Several new records got broken on Thursday and Friday last week. On Thursday, France, Germany, Belgium, and the Netherlands achieved new records. In Paris and Lyon temperatures of 42.6 and 41.3 degrees, Celsius were measured. Parisians could be seen plunging fully into the fountains of the Trocadero.Viennese cooled themselves in municipal misters and Amsterdamers dangled their feet in a repurposed kiddie pool.
In Germany, Belgium, and the Netherlands, temperatures of 42.6 and 41.7 degrees were measured. While most people enjoyed the sun and heat, others had to suffer, with dire circumstances. For instance, 100 pigs died in the Netherlands because of failing ventilation. In France, five people were reported dead.

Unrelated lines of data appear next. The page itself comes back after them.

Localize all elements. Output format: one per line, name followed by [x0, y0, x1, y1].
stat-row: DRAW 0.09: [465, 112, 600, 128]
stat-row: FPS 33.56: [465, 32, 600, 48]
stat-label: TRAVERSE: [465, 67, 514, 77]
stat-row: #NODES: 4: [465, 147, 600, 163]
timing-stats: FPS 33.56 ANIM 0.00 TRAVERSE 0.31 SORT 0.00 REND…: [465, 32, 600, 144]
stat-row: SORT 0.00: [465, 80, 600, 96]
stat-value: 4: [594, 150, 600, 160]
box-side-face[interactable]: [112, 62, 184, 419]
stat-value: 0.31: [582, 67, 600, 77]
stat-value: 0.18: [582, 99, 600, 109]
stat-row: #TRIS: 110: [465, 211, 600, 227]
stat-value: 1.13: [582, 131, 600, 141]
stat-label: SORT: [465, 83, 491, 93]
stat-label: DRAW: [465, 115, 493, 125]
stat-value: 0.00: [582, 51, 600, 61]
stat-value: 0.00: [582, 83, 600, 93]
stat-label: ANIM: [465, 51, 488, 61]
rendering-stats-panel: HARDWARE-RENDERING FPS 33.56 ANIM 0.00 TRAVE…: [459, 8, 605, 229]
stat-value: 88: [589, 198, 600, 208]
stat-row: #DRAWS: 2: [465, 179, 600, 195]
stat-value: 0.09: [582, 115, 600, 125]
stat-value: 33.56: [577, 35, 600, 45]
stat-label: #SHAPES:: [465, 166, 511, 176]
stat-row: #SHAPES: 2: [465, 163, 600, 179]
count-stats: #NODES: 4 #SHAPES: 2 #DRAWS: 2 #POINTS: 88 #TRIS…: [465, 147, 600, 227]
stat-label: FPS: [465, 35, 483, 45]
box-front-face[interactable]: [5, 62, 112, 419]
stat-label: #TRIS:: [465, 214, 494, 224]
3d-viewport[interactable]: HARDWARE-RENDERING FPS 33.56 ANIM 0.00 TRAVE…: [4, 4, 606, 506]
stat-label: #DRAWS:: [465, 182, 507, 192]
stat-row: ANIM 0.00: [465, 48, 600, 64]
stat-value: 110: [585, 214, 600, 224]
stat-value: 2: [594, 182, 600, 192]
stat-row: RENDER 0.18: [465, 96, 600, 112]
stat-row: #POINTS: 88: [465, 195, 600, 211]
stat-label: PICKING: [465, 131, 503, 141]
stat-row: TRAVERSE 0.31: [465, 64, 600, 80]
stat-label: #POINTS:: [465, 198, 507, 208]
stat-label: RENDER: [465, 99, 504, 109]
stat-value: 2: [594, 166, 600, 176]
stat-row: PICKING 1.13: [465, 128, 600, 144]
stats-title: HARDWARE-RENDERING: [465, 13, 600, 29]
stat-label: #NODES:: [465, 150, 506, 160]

But should scientists and we global citizens interpret this as a warning sign of climate change? The World Weather Magnitude, an international collaboration, explored links between climate change and extreme weather events. Their conclusion: “Every heat wave occurring in Europe today is made more likely and more intense by human-induced climate change.” Their conclusion continues: “Even a seemingly small shift in global average temperature can spur disproportionately large changes in the likelihood and intensity of temperature extremes.”
Next, to the melting of the polar and arctic ice sheets that would be responsible for the global average sea-level rise of 23 feet, there is even a more significant threat. In the north polar zone, hidden under melting permafrost, a climate bomb is ticking. In particular, the estimated 1,670 gigatons of carbon dioxide are buried under these melting layers. These amounts are doubling these in the entire atmosphere. Although climate change would be the trigger, the actual energy for melting would come from the microbes in the permafrost, which process the carbon bound in it. However, the effects on all regions would be fatal.
So why is this topic relevant to the European heatwave? The heatwave in Europe is caused by global warming. The extreme weather events are perfect evidence that our planet is about to boil and we with him. Without taking any action, our life on earth is highly threatened. Already by eating less than 4 oz of meat per day and riding your bicycle more often to school, you are already making an impact. The time to act is now, not tomorrow, or months later. On the one hand, we want to stay on earth and life in pleasing temperatures. On the other hand, we are destroying it and our last hope.
Although the heatwave in Europe is still a big topic, heavy rainfalls and storms recently cooled down temperatures in Germany, France, the Netherlands, and Belgium. Forecasts predict temperatures between 18 and 27 degrees Celsius (64.4 and 80.6, Fahrenheit respectively) with sun and partly rain for the upcoming days and week. However, we should not retreat from the climate change issue. It is in our hands whether to prevent it or let it happen.